Tis the season for the annual college financing rite of passage, October 1, 2019 means it is time to complete the FAFSA for the 2020-2021 academic year. 

Below are Ten Common Mistakes to avoid.

  1. Don’t Fear the FAFSA. Many families will not bother to complete the Free Application for Federal Student Aid (aka, the FAFSA) because they do not believe they will qualify. What many fail to understand is many colleges and universities will not consider you for institutional awards if you have not completed the FAFSA. Don’t leave free money on the table.

  2. Do not include the value of your primary residence (your home) as an asset. As a protected asset it does not need to be reported. Doing so will increase your Expected Family Contribution (EFC).

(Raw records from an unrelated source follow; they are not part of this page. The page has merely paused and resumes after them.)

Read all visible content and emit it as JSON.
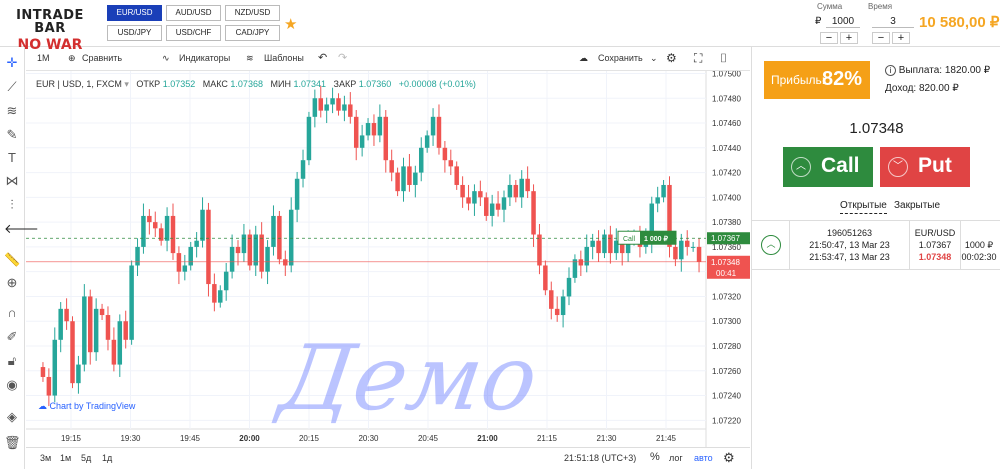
{
  "brand": {
    "line1": "INTRADE BAR",
    "line2": "NO WAR"
  },
  "pairs": [
    {
      "label": "EUR/USD",
      "active": true
    },
    {
      "label": "AUD/USD",
      "active": false
    },
    {
      "label": "NZD/USD",
      "active": false
    },
    {
      "label": "USD/JPY",
      "active": false
    },
    {
      "label": "USD/CHF",
      "active": false
    },
    {
      "label": "CAD/JPY",
      "active": false
    }
  ],
  "controls": {
    "sum_label": "Сумма",
    "currency": "₽",
    "sum_value": "1000",
    "time_label": "Время",
    "time_value": "3",
    "minus": "−",
    "plus": "+",
    "balance": "10 580,00 ₽"
  },
  "toolbar": {
    "interval": "1M",
    "compare": "Сравнить",
    "indicators": "Индикаторы",
    "templates": "Шаблоны",
    "save": "Сохранить"
  },
  "chart_header": {
    "symbol": "EUR | USD, 1, FXCM",
    "open_label": "ОТКР",
    "open": "1.07352",
    "high_label": "МАКС",
    "high": "1.07368",
    "low_label": "МИН",
    "low": "1.07341",
    "close_label": "ЗАКР",
    "close": "1.07360",
    "change": "+0.00008 (+0.01%)"
  },
  "watermark": "Chart by TradingView",
  "demo_text": "Демо",
  "chart_data": {
    "type": "candlestick",
    "x_ticks": [
      "19:15",
      "19:30",
      "19:45",
      "20:00",
      "20:15",
      "20:30",
      "20:45",
      "21:00",
      "21:15",
      "21:30",
      "21:45"
    ],
    "x_ticks_bold": [
      "20:00",
      "21:00"
    ],
    "y_ticks": [
      "1.07500",
      "1.07480",
      "1.07460",
      "1.07440",
      "1.07420",
      "1.07400",
      "1.07380",
      "1.07360",
      "1.07340",
      "1.07320",
      "1.07300",
      "1.07280",
      "1.07260",
      "1.07240",
      "1.07220"
    ],
    "ylim": [
      1.07213,
      1.07502
    ],
    "current_price": "1.07348",
    "countdown": "00:41",
    "trade_line_price": "1.07367",
    "trade_tag": {
      "label": "Call",
      "amount": "1 000 ₽"
    },
    "closes": [
      1.07255,
      1.0724,
      1.07285,
      1.0731,
      1.073,
      1.0725,
      1.07265,
      1.0732,
      1.07275,
      1.0731,
      1.07305,
      1.07285,
      1.07265,
      1.073,
      1.07285,
      1.07345,
      1.0736,
      1.07385,
      1.0738,
      1.07375,
      1.07365,
      1.07385,
      1.07355,
      1.0734,
      1.07345,
      1.0736,
      1.07365,
      1.0739,
      1.0733,
      1.07315,
      1.07325,
      1.0734,
      1.0736,
      1.07355,
      1.0737,
      1.07345,
      1.0737,
      1.0734,
      1.0736,
      1.07385,
      1.0735,
      1.07345,
      1.0739,
      1.07415,
      1.0743,
      1.07465,
      1.0748,
      1.0747,
      1.07475,
      1.0748,
      1.0747,
      1.07475,
      1.07465,
      1.0744,
      1.0745,
      1.0746,
      1.0745,
      1.07465,
      1.0743,
      1.0742,
      1.07405,
      1.07425,
      1.0741,
      1.0742,
      1.0744,
      1.0745,
      1.07465,
      1.0744,
      1.0743,
      1.07425,
      1.0741,
      1.074,
      1.07395,
      1.07405,
      1.074,
      1.07385,
      1.07395,
      1.0739,
      1.074,
      1.0741,
      1.074,
      1.07415,
      1.07405,
      1.0737,
      1.07345,
      1.07325,
      1.0731,
      1.07305,
      1.0732,
      1.07335,
      1.0735,
      1.07345,
      1.0736,
      1.07365,
      1.07355,
      1.0737,
      1.07355,
      1.07365,
      1.07355,
      1.07365,
      1.0737,
      1.0736,
      1.07365,
      1.07395,
      1.074,
      1.0741,
      1.0736,
      1.0735,
      1.07365,
      1.0736,
      1.0736,
      1.07348
    ]
  },
  "bottombar": {
    "ranges": [
      "3м",
      "1м",
      "5д",
      "1д"
    ],
    "clock": "21:51:18 (UTC+3)",
    "percent": "%",
    "log": "лог",
    "auto": "авто"
  },
  "panel": {
    "profit_label": "Прибыль:",
    "profit_value": "82%",
    "payout": "Выплата: 1820.00 ₽",
    "income": "Доход: 820.00 ₽",
    "price": "1.07348",
    "call_label": "Call",
    "put_label": "Put",
    "tab_open": "Открытые",
    "tab_closed": "Закрытые",
    "trade": {
      "id": "196051263",
      "open_time": "21:50:47, 13 Mar 23",
      "close_time": "21:53:47, 13 Mar 23",
      "pair": "EUR/USD",
      "open_price": "1.07367",
      "close_price": "1.07348",
      "amount": "1000 ₽",
      "remaining": "00:02:30"
    }
  },
  "colors": {
    "up": "#26a69a",
    "down": "#ef5350",
    "accent": "#f5a017",
    "call": "#2e8b3e",
    "put": "#e04444"
  }
}
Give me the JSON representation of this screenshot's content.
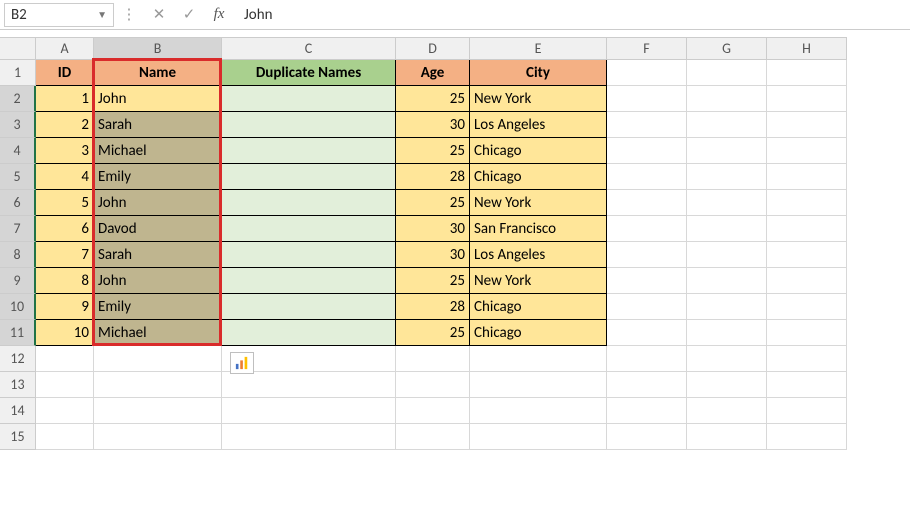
{
  "formula_bar": {
    "name_box": "B2",
    "value": "John"
  },
  "columns": [
    "A",
    "B",
    "C",
    "D",
    "E",
    "F",
    "G",
    "H"
  ],
  "selected_col": "B",
  "row_count": 15,
  "selected_rows": [
    2,
    3,
    4,
    5,
    6,
    7,
    8,
    9,
    10,
    11
  ],
  "headers": {
    "A": "ID",
    "B": "Name",
    "C": "Duplicate Names",
    "D": "Age",
    "E": "City"
  },
  "rows": [
    {
      "id": 1,
      "name": "John",
      "dup": "",
      "age": 25,
      "city": "New York"
    },
    {
      "id": 2,
      "name": "Sarah",
      "dup": "",
      "age": 30,
      "city": "Los Angeles"
    },
    {
      "id": 3,
      "name": "Michael",
      "dup": "",
      "age": 25,
      "city": "Chicago"
    },
    {
      "id": 4,
      "name": "Emily",
      "dup": "",
      "age": 28,
      "city": "Chicago"
    },
    {
      "id": 5,
      "name": "John",
      "dup": "",
      "age": 25,
      "city": "New York"
    },
    {
      "id": 6,
      "name": "Davod",
      "dup": "",
      "age": 30,
      "city": "San Francisco"
    },
    {
      "id": 7,
      "name": "Sarah",
      "dup": "",
      "age": 30,
      "city": "Los Angeles"
    },
    {
      "id": 8,
      "name": "John",
      "dup": "",
      "age": 25,
      "city": "New York"
    },
    {
      "id": 9,
      "name": "Emily",
      "dup": "",
      "age": 28,
      "city": "Chicago"
    },
    {
      "id": 10,
      "name": "Michael",
      "dup": "",
      "age": 25,
      "city": "Chicago"
    }
  ],
  "active_cell": "B2",
  "qa_label": "Quick Analysis"
}
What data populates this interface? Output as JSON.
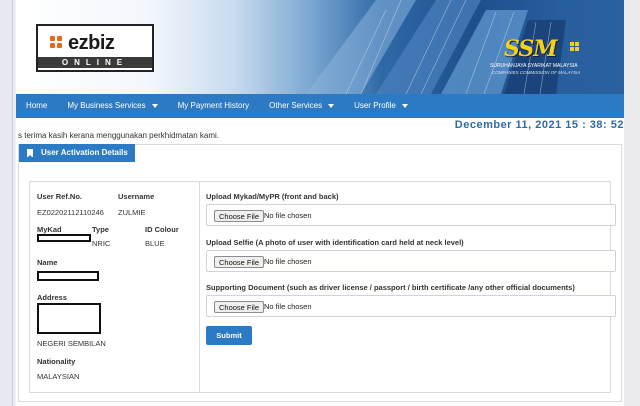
{
  "banner": {
    "logo_main": "ezbiz",
    "logo_sub": "ONLINE",
    "ssm_mark": "SSM",
    "ssm_line1": "SURUHANJAYA SYARIKAT MALAYSIA",
    "ssm_line2": "COMPANIES COMMISSION OF MALAYSIA"
  },
  "nav": {
    "items": [
      {
        "label": "Home",
        "dropdown": false
      },
      {
        "label": "My Business Services",
        "dropdown": true
      },
      {
        "label": "My Payment History",
        "dropdown": false
      },
      {
        "label": "Other Services",
        "dropdown": true
      },
      {
        "label": "User Profile",
        "dropdown": true
      }
    ]
  },
  "welcome_text": "s terima kasih kerana menggunakan perkhidmatan kami.",
  "datetime": "December 11, 2021 15 : 38: 52",
  "panel": {
    "title": "User Activation Details",
    "icon": "bookmark-icon"
  },
  "user": {
    "ref_label": "User Ref.No.",
    "ref_value": "EZ02202112110246",
    "username_label": "Username",
    "username_value": "ZULMIE",
    "mykad_label": "MyKad",
    "type_label": "Type",
    "type_value": "NRIC",
    "id_colour_label": "ID Colour",
    "id_colour_value": "BLUE",
    "name_label": "Name",
    "address_label": "Address",
    "address_state": "NEGERI SEMBILAN",
    "nationality_label": "Nationality",
    "nationality_value": "MALAYSIAN"
  },
  "uploads": {
    "mykad_label": "Upload Mykad/MyPR (front and back)",
    "selfie_label": "Upload Selfie (A photo of user with identification card held at neck level)",
    "supporting_label": "Supporting Document (such as driver license / passport / birth certificate /any other official documents)",
    "choose_label": "Choose File",
    "no_file_label": "No file chosen",
    "submit_label": "Submit"
  },
  "colors": {
    "accent": "#2c7ac3",
    "datetime": "#2f6aa5",
    "logo_orange": "#e36b1b",
    "ssm_yellow": "#f1d21a"
  }
}
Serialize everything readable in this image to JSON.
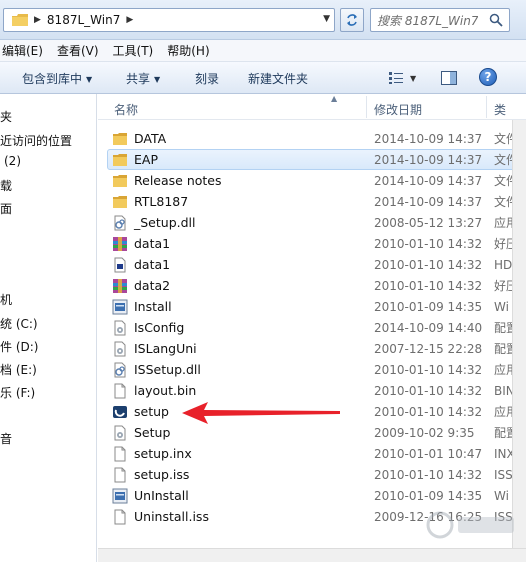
{
  "address": {
    "path": "8187L_Win7",
    "search_placeholder": "搜索 8187L_Win7"
  },
  "menu": [
    "编辑(E)",
    "查看(V)",
    "工具(T)",
    "帮助(H)"
  ],
  "commands": {
    "include_library": "包含到库中",
    "share": "共享",
    "burn": "刻录",
    "new_folder": "新建文件夹",
    "help": "?"
  },
  "nav": {
    "items": [
      "夹",
      "近访问的位置",
      "(2)",
      "载",
      "面",
      "机",
      "统 (C:)",
      "件 (D:)",
      "档 (E:)",
      "乐 (F:)",
      "音"
    ]
  },
  "columns": {
    "name": "名称",
    "modified": "修改日期",
    "type": "类"
  },
  "files": [
    {
      "name": "DATA",
      "date": "2014-10-09 14:37",
      "type": "文件",
      "icon": "folder-icon"
    },
    {
      "name": "EAP",
      "date": "2014-10-09 14:37",
      "type": "文件",
      "icon": "folder-icon"
    },
    {
      "name": "Release notes",
      "date": "2014-10-09 14:37",
      "type": "文件",
      "icon": "folder-icon"
    },
    {
      "name": "RTL8187",
      "date": "2014-10-09 14:37",
      "type": "文件",
      "icon": "folder-icon"
    },
    {
      "name": "_Setup.dll",
      "date": "2008-05-12 13:27",
      "type": "应用",
      "icon": "dll-icon"
    },
    {
      "name": "data1",
      "date": "2010-01-10 14:32",
      "type": "好压",
      "icon": "archive-icon"
    },
    {
      "name": "data1",
      "date": "2010-01-10 14:32",
      "type": "HD",
      "icon": "hdr-file-icon"
    },
    {
      "name": "data2",
      "date": "2010-01-10 14:32",
      "type": "好压",
      "icon": "archive-icon"
    },
    {
      "name": "Install",
      "date": "2010-01-09 14:35",
      "type": "Wi",
      "icon": "installer-icon"
    },
    {
      "name": "IsConfig",
      "date": "2014-10-09 14:40",
      "type": "配置",
      "icon": "config-icon"
    },
    {
      "name": "ISLangUni",
      "date": "2007-12-15 22:28",
      "type": "配置",
      "icon": "config-icon"
    },
    {
      "name": "ISSetup.dll",
      "date": "2010-01-10 14:32",
      "type": "应用",
      "icon": "dll-icon"
    },
    {
      "name": "layout.bin",
      "date": "2010-01-10 14:32",
      "type": "BIN",
      "icon": "blank-file-icon"
    },
    {
      "name": "setup",
      "date": "2010-01-10 14:32",
      "type": "应用",
      "icon": "setup-exe-icon"
    },
    {
      "name": "Setup",
      "date": "2009-10-02 9:35",
      "type": "配置",
      "icon": "config-icon"
    },
    {
      "name": "setup.inx",
      "date": "2010-01-01 10:47",
      "type": "INX",
      "icon": "blank-file-icon"
    },
    {
      "name": "setup.iss",
      "date": "2010-01-10 14:32",
      "type": "ISS",
      "icon": "blank-file-icon"
    },
    {
      "name": "UnInstall",
      "date": "2010-01-09 14:35",
      "type": "Wi",
      "icon": "installer-icon"
    },
    {
      "name": "Uninstall.iss",
      "date": "2009-12-16 16:25",
      "type": "ISS",
      "icon": "blank-file-icon"
    }
  ],
  "selected_index": 1,
  "colors": {
    "accent": "#e8212a",
    "selection": "#d9e9fb"
  }
}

  3. Do not include the value of your retirement accounts as an asset – See #2.

  4. The words “you” and “your” always refer to the student. Even though 90% of the time Mom or Dad actually complete and submit the application, technically the student is submitting the FAFSA,

  5. Use legal names – matched to what is on the student’s Social Security Card – i.e., don’t use Jeff instead of Jeffrey.

  6. Make sure you are completing for the correct academic year. Both the current (2019) and next (2020) academic years will be active on Oct. 1st. You are starting a new FAFSA for the 2020-2021 academic year.

  7. If legally divorced – only the custodial parent’s information needs to be reported. If remarried, the step-parents information needs to be included.

  8. Entering the wrong federal income tax paid amount: This amount is on your income tax return forms, not your W‐2 form(s).

  9. Leaving a data field blank, instead of entering a zero (“0”). Too many blanks may cause miscalculations and an application rejection. Enter a ‘0’ or ‘not applicable’ instead of leaving a blank.

  10. Report the value of 529 plans as a Parent Asset, not as a student asset, even if the 529 plans are in the student’s name. For a student who must report parental information (dependent student), the accounts are reported as parental investments in question 89 (Parent Assets), including all accounts owned by the student and all accounts owned by the parents for any member of the household.” Incorrectly counting a 529 plan as a student asset will likely increase your Expected Family Contribution (EFC). Rather than being counted in the parent assessment at an approximate rate of 5.64%, it is assessed at a student rate of 20-25% in the EFC calculation.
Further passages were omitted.